Ao chegar ao local, os policiais perceberam forte odor de maconha vindo da residência. Durante a abordagem, um dos suspeitos desobedeceu às ordens da equipe policial e avançou em direção aos militares com a mão na cintura, sendo necessário efetuar dois disparos de arma de fogo para cessar a possível agressão.

Na sequência, o suspeito retirou um aparelho celular da cintura e o arremessou ao chão, danificando o objeto, vindo posteriormente a se deitar no solo. Outro suspeito também apresentou resistência, retirando um objeto da cintura e o lançando sobre o telhado de uma residência vizinha. Apesar das buscas realizadas, o material não foi localizado. A terceira suspeita colaborou com a ação policial.
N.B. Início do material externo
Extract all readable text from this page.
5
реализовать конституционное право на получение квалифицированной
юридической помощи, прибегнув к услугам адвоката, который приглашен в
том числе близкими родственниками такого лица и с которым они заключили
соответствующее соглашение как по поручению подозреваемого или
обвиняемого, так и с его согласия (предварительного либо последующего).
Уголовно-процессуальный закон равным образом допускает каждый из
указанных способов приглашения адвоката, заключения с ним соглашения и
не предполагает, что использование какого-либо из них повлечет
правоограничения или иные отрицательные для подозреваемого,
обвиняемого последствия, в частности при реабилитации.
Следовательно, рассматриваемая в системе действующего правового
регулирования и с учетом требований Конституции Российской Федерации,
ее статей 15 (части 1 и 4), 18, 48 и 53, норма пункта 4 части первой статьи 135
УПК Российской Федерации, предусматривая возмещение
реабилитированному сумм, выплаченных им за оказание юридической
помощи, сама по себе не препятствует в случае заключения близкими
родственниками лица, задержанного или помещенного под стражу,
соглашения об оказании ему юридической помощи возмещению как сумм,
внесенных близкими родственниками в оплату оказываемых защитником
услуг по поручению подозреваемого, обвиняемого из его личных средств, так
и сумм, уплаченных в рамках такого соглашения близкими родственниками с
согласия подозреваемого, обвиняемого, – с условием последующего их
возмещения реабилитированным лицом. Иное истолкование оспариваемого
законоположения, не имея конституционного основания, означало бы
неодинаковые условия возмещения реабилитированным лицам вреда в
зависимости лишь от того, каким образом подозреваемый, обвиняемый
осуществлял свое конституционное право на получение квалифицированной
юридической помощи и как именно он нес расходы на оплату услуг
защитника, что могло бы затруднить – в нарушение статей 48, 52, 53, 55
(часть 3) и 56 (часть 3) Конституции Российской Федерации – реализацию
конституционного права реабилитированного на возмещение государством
Durante buscas no imóvel, os policiais localizaram três porções análogas à maconha, um rolo de papel filme utilizado para embalo da substância, três aparelhos celulares e a quantia de R$ 704,50 em espécie.

Todos os suspeitos, bem como os materiais apreendidos, foram encaminhados à Delegacia de Polícia Civil de Alto Garças para as providências cabíveis.

Nenhum dos suspeitos foi atingido pelos disparos, sendo todos apresentados sem lesões corporais.